The proclamation was issued by Karl Liebknecht, co-leader (with Rosa Luxemburg) of the communist Spartakusbund (Spartacist League), a group of a few hundred supporters of the Russian revolution that had allied itself with the USPD in 1917.


Karl Liebknecht (13 August 1871, Leipzig, Saxony, Germany – 15 January 1919, Berlin, Germany) was a German Jewish socialist and a co-founder with Rosa Luxemburg of the Spartacist League and the Communist Party of Germany.
He is best known for his opposition to World War I in the Reichstag and his role in the Spartacist uprising of 1919. The uprising was crushed by the social democrat government and the Freikorps (paramilitary units formed of World War I veterans) and Liebknecht and Luxemburg were murdered.

Rosa Luxemburg (5 March 1871, Zamość, Vistula Land, Russia – 15 January 1919, Berlin, Germany) was a Marxist theorist, philosopher, economist and revolutionary socialist of Polish Jewish descent who became a naturalized German citizen. She was successively a member of the Social Democracy of the Kingdom of Poland and Lithuania (SDKPiL), the Social Democratic Party of Germany (SPD), the Independent Social Democratic Party (USPD), and the Communist Party of Germany (KPD).
In 1915, after the SPD supported German involvement in World War I, she and Karl Liebknecht co-founded the anti-war Spartakusbund (Spartacist League) which eventually became the Communist Party of Germany (KPD). During the German Revolution she founded the Die Rote Fahne (The Red Flag), the central organ of the Spartacist movement.


Friedrich Ebert
Reichskanzler
Prinz Max von Baden
On 9 November, in a legally questionable act, Reichskanzler Prinz Max von Baden transferred his powers to Friedrich Ebert, who, shattered by the monarchy's fall, reluctantly accepted.
In view of the mass support for more radical reforms among the workers's councils a coalition government called Rat der Volksbeauftragten (Council of People's Commissioners) was established, consisting of three MSPD and three USPD members.
Led by Ebert for the MSPD and Hugo Haase for the USPD it sought to act as a provisional cabinet of ministers, but the power question was unanswered.
Although the new government was confirmed by the Berlin worker and soldier council, it was opposed by the Spartacist League.
Ebert called for a National Congress of Councils, which took place from 16 to 20 December 1918, and in which the MSPD had the majority.
Thus, Ebert was able to institute elections for a provisional National Assembly that would be given the task of writing a democratic constitution for parliamentary government, marginalizing the movement that called for a socialist republic (see below).


Compiègne Armistice
On 11 November, an armistice was signed at Compiègne by German representatives.
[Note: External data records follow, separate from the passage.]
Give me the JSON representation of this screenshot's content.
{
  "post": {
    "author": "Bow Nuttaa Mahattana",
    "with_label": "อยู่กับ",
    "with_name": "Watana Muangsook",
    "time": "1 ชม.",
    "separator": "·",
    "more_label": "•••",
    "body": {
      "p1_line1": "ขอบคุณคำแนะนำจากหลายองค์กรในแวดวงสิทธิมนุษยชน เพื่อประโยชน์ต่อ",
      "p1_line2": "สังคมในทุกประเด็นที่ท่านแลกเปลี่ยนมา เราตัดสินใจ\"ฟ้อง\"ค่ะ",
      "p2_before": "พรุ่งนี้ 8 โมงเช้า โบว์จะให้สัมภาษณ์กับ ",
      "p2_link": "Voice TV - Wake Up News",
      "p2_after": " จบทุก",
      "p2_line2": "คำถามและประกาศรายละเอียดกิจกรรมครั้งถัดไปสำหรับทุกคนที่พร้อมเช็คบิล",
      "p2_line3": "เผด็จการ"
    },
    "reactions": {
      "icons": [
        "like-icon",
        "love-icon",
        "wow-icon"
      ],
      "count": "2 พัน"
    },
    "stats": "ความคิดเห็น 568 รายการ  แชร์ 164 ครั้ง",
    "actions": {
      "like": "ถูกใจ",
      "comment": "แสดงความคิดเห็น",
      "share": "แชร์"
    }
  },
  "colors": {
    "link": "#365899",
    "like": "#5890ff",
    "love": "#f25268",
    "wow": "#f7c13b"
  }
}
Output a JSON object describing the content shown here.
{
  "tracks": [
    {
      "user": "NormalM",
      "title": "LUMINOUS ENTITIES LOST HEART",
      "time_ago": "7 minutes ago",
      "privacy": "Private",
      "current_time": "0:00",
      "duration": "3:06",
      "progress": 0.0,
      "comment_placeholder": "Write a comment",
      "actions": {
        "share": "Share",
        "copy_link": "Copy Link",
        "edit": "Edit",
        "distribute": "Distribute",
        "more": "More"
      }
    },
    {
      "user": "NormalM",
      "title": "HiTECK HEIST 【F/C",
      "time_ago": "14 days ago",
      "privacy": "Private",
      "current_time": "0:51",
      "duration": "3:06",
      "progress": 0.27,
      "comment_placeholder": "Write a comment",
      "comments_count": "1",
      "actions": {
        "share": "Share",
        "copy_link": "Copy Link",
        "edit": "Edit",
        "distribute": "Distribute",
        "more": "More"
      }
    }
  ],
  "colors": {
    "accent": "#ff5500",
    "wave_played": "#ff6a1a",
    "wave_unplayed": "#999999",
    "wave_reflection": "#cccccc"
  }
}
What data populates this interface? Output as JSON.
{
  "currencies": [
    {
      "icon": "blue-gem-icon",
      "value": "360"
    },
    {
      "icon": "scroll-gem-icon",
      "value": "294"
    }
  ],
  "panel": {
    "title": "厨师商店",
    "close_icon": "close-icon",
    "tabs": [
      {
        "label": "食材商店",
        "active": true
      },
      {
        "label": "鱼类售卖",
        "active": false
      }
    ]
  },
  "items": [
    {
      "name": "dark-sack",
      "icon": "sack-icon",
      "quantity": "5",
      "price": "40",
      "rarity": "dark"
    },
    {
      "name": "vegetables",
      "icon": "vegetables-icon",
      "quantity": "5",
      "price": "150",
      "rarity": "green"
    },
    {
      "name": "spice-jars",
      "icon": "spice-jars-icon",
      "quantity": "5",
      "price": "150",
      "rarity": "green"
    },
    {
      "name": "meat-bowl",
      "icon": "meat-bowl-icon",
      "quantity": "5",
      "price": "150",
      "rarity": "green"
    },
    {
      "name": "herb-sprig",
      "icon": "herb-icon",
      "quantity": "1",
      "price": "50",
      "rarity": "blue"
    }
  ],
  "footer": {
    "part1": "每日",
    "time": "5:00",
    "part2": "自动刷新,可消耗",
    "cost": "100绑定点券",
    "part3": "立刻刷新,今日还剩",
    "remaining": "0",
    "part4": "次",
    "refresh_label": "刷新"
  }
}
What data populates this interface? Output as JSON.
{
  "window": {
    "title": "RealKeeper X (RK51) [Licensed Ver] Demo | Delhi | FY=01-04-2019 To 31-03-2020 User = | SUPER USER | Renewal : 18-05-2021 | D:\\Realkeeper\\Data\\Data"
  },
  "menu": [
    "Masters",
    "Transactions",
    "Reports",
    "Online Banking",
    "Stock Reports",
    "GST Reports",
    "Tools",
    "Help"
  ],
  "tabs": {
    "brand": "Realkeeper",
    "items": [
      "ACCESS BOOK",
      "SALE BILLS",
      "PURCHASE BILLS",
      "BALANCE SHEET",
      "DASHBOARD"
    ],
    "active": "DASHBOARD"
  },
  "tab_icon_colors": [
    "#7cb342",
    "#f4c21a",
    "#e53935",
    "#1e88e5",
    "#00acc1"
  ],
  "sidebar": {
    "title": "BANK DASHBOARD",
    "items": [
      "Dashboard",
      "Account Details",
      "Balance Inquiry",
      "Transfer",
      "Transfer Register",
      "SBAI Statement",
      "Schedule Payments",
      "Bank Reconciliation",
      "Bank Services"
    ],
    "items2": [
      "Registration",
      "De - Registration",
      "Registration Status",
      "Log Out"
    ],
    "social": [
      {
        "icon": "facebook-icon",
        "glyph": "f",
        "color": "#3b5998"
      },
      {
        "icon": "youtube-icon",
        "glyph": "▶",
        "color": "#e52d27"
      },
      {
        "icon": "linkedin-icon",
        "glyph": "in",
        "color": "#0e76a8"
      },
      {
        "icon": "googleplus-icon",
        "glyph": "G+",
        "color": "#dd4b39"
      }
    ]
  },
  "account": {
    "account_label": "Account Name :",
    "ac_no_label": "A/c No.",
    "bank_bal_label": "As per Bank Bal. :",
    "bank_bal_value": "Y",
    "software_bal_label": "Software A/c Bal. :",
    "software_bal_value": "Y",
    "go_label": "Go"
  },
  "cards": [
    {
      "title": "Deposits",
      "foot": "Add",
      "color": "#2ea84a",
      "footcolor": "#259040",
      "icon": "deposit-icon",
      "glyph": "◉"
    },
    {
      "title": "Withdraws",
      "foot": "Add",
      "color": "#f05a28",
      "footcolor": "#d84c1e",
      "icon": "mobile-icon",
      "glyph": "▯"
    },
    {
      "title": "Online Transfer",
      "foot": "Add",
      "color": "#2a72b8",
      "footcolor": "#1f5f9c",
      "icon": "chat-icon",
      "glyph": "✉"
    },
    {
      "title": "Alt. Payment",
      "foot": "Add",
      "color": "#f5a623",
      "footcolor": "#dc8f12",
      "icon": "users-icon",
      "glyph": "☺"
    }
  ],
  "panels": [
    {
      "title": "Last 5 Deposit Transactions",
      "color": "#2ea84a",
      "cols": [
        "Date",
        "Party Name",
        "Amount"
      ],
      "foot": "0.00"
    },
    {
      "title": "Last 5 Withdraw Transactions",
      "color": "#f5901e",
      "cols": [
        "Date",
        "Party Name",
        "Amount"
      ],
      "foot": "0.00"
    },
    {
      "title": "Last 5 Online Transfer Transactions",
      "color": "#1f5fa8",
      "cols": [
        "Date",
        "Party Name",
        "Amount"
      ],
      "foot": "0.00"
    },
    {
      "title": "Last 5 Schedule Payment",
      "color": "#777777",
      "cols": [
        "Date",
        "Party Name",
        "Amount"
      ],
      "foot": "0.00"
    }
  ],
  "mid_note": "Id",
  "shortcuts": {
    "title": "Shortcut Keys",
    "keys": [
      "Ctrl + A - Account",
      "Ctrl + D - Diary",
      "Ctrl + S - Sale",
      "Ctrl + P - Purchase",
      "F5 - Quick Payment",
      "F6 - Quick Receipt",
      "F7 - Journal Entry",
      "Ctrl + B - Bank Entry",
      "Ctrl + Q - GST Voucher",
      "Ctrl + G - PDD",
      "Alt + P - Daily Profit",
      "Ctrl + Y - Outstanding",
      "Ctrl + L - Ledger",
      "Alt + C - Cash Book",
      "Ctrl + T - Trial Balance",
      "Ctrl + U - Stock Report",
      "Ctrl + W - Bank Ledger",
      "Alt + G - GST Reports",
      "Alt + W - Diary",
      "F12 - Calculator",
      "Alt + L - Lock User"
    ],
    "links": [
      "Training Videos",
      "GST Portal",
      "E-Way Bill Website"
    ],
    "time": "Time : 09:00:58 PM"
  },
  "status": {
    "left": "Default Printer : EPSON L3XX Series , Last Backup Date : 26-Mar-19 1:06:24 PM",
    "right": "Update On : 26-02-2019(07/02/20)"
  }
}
It effectively ended military operations between the Allies and Germany.
It amounted to German capitulation, without any concessions by the Allies; the naval blockade would continue until complete peace terms were agreed.
From November 1918 to January 1919, Germany was governed by the Council of People's Commissioners, under the leadership of Ebert and Haase.
It issued a large number of decrees that radically shifted German policies.
It introduced the eight-hour workday, domestic labour reform, works councils, agricultural labour reform, right of civil-service associations, local municipality social welfare relief (split between Reich and States) and important national health insurance, re-instatement of demobilised workers, protection from arbitrary dismissal with appeal as a right, regulated wage agreement, and universal suffrage from 20 years of age in all types of elections—local and national.
To ensure his fledgling government maintained control over the country, Ebert made an agreement with the OHL (supreme army command), now led by Ludendorff's successor General Wilhelm Groener.
The 'Ebert–Groener pact' stipulated that the government would not attempt to reform the army so long as the army swore to protect the state.
On the one hand, this agreement symbolised the acceptance of the new government by the military, assuaging concern among the middle classes; on the other hand, it was thought contrary to working-class interests by left wing social democrats and communists, and was also opposed by the far right who believed democracy would make Germany weaker.


Reichwehr 1930
The new Reichswehr armed forces, limited by the Treaty of Versailles to 100,000 army soldiers and 15,000 sailors, remained fully under the control of the German Officer Class despite its nominal re-organisation.
As in other countries, it came to the permanent split in the social democratic movement, into the democratic SPD and the Communists.
There was no revolution because the right wing of the socialist movement, led by Ebert and Scheideman, supported the republic they had brought into being.
Combined action on the part of the socialists was not possible without action from the millions of workers who stood midway between the parliamentarians and the revolutionaries wanted to strengthen the powers of the workers' councils.
The rift between the two socialist parties became final after Ebert called upon the OHL for troops to put down another Berlin army mutiny on 23 November 1918, in which soldiers had captured the city's garrison commander and closed off the Reichskanzlei where the Council of People's Commissioners was situated.
The ensuing street fighting left several dead and injured on both sides.
The USPD leaders were outraged by what they believed was treachery by the MSPD, which, in their view, had joined with the anti-communist military to suppress the revolution, thus the USPD left the Council of People's Commissioners after only seven weeks.
Communist Party of Germany (KPD)
In December, the split deepened when the Communist Party of Germany (KPD) was formed out of a number of radical left-wing groups, including the left wing of the USPD and the "Spartacist League" group.
In January, the Spartacist League and others in the streets of Berlin made more armed attempts to establish communism, known as the Spartacist uprising.
Those attempts were put down by paramilitary Freikorps units consisting of volunteer soldiers.
Bloody street fights culminated in the beating and shooting deaths of Rosa Luxemburg and Karl Liebknecht after their arrests on 15 January.
With the affirmation of Ebert, those responsible were not tried before a court martial, leading to lenient sentences, which made Ebert unpopular among radical leftists.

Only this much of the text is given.